A feasibility study is due to be completed by the French Olympic Committtee early next year in collaboration with influential figures from sport, politics and business, with Iannetta stating that the findings will be central to deciding Paris’ next course of action.
“If it shows that a Paris bid is pertinent and that we have good chances to win, then the World Expo bid won't be an obstacle,” Iannetta added.
The United States, Hungary, Italy, Germany, Qatar, South Africa and Turkey have joined France in expressing an interest in hosting the 2024 Olympics.

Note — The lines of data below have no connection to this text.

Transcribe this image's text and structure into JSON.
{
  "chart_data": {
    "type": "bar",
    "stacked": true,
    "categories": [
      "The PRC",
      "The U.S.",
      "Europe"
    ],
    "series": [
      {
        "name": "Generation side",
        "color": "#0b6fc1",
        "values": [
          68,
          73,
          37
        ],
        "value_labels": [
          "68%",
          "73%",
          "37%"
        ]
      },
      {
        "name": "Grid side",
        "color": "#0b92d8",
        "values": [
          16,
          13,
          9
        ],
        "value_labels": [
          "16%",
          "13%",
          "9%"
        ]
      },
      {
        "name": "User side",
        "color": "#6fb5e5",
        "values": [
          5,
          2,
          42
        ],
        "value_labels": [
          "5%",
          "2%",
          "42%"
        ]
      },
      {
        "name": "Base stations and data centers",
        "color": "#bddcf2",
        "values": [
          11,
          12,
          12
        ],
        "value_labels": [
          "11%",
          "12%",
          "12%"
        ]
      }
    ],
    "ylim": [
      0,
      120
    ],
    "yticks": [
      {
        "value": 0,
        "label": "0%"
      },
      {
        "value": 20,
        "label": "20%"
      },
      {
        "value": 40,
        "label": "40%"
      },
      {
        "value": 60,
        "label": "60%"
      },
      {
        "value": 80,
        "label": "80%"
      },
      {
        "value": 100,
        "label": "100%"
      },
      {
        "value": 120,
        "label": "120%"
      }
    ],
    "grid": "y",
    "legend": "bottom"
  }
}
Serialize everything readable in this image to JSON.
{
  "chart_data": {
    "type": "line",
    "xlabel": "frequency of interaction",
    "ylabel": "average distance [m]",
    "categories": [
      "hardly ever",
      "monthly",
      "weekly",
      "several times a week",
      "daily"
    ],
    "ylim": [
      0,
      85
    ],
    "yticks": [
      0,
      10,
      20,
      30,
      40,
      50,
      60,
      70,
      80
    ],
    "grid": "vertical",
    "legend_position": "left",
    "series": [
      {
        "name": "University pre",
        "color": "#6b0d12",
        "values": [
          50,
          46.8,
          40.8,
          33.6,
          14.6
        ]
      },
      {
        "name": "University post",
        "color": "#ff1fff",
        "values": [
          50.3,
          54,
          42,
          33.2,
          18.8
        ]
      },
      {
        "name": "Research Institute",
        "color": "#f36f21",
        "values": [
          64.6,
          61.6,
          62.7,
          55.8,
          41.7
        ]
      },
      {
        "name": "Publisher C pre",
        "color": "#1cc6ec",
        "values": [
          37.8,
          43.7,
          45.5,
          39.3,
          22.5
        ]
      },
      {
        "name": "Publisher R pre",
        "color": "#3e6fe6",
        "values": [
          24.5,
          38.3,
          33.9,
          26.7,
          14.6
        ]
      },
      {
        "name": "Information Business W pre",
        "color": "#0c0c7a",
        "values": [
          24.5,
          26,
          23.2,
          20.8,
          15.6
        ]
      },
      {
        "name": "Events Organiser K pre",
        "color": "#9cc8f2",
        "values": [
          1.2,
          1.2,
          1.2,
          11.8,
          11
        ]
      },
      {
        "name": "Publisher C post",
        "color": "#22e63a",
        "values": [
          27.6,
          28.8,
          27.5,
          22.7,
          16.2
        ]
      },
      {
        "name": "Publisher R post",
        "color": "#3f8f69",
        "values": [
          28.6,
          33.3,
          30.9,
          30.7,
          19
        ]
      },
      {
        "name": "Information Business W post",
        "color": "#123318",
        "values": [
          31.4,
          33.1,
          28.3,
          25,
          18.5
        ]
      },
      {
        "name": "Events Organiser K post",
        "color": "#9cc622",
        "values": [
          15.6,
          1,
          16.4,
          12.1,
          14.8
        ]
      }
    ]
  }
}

Bids for the Games must be submitted by next year and the International Olympic Committee will select the winner in 2017. Bids for the hosting rights to the 2025 World Expo straddle this process, with submissions due in 2016 and a decision set to be made two years later.
Bernard Lapasset, the head of the French Committee for International Sport, called upon experience from his other role as the president of the International Rugby Board to state that hosting the Olympic Games and the World Expo in consecutive years would be possible.
“We'll obviously need to be careful with the finances, but look what happened with Japan,” Lapasset said. “They won the rights to host the Rugby World Cup in 2019 and the 2020 Olympics.”
In other news, Germany will delay its decision over whether to put forward either Berlin or Hamburg as a candidate city for the 2024 Olympics until next year.
The German Olympic Sports Confederation (DOSB) was expected to make its choice at a December 6 strategy meeting, but president Alfons Hörman is keen for his organisation to see the results of the IOC’s ‘Agenda 2020’ initiative and further assess the levels of support for Olympic hosting in both cities.
Hörmann told the Frankfurter Allgemeine Zeitung newspaper: “The worst option would be that we decide firmly on a city only for its citizens to then say the project will not be supported.”
The latest polls suggest Hamburg has significant public weight behind a bid, while Berlin - host of the 1936 Olympics - is more lukewarm overall.
Munich failed in a bid to stage the 2018 winter Olympic Games and Hörmann added: “A second Munich must not happen to us.”